PLUS LE palmarès de Lance Armstrong se sera enrichi de trophées, plus la suspicion aura agité les esprits, aussi bien dans le monde sportif, y compris parmi les coureurs, que dans les milieux médicaux et dans le public : à une époque troublée par de nombreuses affaires de dopage, tant de victoires, remportées notamment dans sept Tours de France consécutifs et acquises avec une telle facilité, ne peuvent décidément convaincre les sceptiques. Pourtant, comme tous les participants au Tour 2006, l'Américain s'est soumis sans encombre aux contrôles. Encore samedi dernier, avant le contre-la-montre de Saint-Etienne, à la veille de l'arrivée à Paris, avec les premiers coureurs classés, il a subi un test sanguin inopiné. Et il a été déclaré apte à poursuivre la compétition.
« Toujours pas la preuve qu'il ne se dopait pas ».
« Mais tout le problème, constate le Dr Gérard Dine, c'est que, si on n'a pas pu prouver en effet, ni cette fois-ci ni les précédentes, que l'Américain se dopait, on n'a toujours pas fait la preuve qu'il ne se dopait pas. »
Une preuve que seul, affirme le directeur de l'Institut de biotechnologies de Troyes, professeur à l'Ecole centrale de Paris, un système de traçabilité aurait pu apporter. « Or toutes les demandes réitérées à ce propos depuis 2000 auprès de la Fédération internationale sont à ce jour restées lettre morte. Si un suivi longitudinal existe bien pour les cyclistes, il est mis en œuvre par les médecins des équipes qui, dans le cas d'Armstrong, ont été plusieurs, ces dernières années, à se succéder, tous se retranchant derrière le secret médical. »
Pourtant, preuve a déjà été faite que, après une néoplasie testiculaire, comme celle qui a frappé Armstrong en 1996, un champion pouvait retrouver un niveau de performance international et ce « dans un environnement médical licite et éthique ». C'est ainsi qu'a été rapporté le cas* d'un nageur français de haut niveau qui se soumettait à un suivi longitudinal avec une partie biologique spécialisée. A la suite d'une orchidectomie et de deux cures de chimiothérapie, le champion, six mois après le diagnostic, grâce à un entraînement très adapté, se qualifiait et terminait huitième de finale française.
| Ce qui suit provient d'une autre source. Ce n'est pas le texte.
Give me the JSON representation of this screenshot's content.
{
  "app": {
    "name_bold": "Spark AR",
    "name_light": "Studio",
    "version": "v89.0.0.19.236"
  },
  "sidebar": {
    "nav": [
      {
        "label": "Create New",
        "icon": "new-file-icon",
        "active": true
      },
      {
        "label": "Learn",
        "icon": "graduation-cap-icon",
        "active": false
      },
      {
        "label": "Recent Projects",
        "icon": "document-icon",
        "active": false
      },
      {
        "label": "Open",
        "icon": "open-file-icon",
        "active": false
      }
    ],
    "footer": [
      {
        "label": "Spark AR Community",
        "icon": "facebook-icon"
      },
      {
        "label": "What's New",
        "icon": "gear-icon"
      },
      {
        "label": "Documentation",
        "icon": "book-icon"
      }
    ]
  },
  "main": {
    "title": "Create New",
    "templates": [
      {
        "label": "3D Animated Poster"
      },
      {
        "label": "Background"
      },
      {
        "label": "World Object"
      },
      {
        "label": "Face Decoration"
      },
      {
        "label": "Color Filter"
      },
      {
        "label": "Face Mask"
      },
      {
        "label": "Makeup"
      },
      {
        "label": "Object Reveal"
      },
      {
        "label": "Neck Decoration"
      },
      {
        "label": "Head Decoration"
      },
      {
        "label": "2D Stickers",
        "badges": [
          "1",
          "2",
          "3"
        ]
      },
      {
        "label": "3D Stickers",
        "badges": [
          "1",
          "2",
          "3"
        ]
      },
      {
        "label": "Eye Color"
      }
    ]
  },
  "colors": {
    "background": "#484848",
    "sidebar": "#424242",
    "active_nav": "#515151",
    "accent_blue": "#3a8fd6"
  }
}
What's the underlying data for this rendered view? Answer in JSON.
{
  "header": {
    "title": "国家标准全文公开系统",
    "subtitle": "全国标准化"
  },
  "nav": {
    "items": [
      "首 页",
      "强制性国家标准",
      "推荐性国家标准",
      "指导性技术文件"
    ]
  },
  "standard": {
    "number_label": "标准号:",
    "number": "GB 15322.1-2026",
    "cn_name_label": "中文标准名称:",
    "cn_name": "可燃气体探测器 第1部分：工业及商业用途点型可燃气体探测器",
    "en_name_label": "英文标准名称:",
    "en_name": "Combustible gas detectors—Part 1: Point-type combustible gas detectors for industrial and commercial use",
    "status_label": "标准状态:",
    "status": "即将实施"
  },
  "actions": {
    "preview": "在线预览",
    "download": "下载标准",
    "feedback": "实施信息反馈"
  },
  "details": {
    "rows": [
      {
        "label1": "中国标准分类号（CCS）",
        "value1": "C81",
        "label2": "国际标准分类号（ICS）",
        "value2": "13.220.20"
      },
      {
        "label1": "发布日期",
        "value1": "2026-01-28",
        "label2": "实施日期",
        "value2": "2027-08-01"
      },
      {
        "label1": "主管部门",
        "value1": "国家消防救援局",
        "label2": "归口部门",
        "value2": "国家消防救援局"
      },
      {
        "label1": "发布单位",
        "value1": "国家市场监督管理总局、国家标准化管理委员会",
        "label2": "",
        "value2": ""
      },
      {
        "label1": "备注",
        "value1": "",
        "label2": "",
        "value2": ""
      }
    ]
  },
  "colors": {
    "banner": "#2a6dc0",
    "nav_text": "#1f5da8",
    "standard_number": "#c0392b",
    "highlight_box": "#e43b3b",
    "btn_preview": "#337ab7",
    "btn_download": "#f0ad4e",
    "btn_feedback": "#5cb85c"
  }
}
Il n'avait reçu ni corticoïdes, ni facteurs de croissance hématologique, ni aucune préparation à visée dopante, ainsi qu'en atteste le suivi biologique dont il n'a cessé de faire l'objet, avant, pendant et après son traitement.
« Pour que la confiance soit rétablie autour des enjeux du sport de haut niveau, souligne le Dr Dine, la médecine du sport doit trouver sa place et employer les compétences nécessaires et les outils existants, aujourd'hui accessibles grâce aux progrès de la technologie, dans un cadre de transparence et de référence à l'éthique. »
Dans le cas d'Armstrong, l'exemplarité aurait été maximale. Au lieu de quoi, la suspicion restera indélébile.
* Néoplasie testiculaire : diagnostic dans le cadre d'un suivi biologique longtiudinal, traitement et retour à la compétition de haut niveau pour un nageur de statut international » (Science & Sports 2001, 16, 29-31).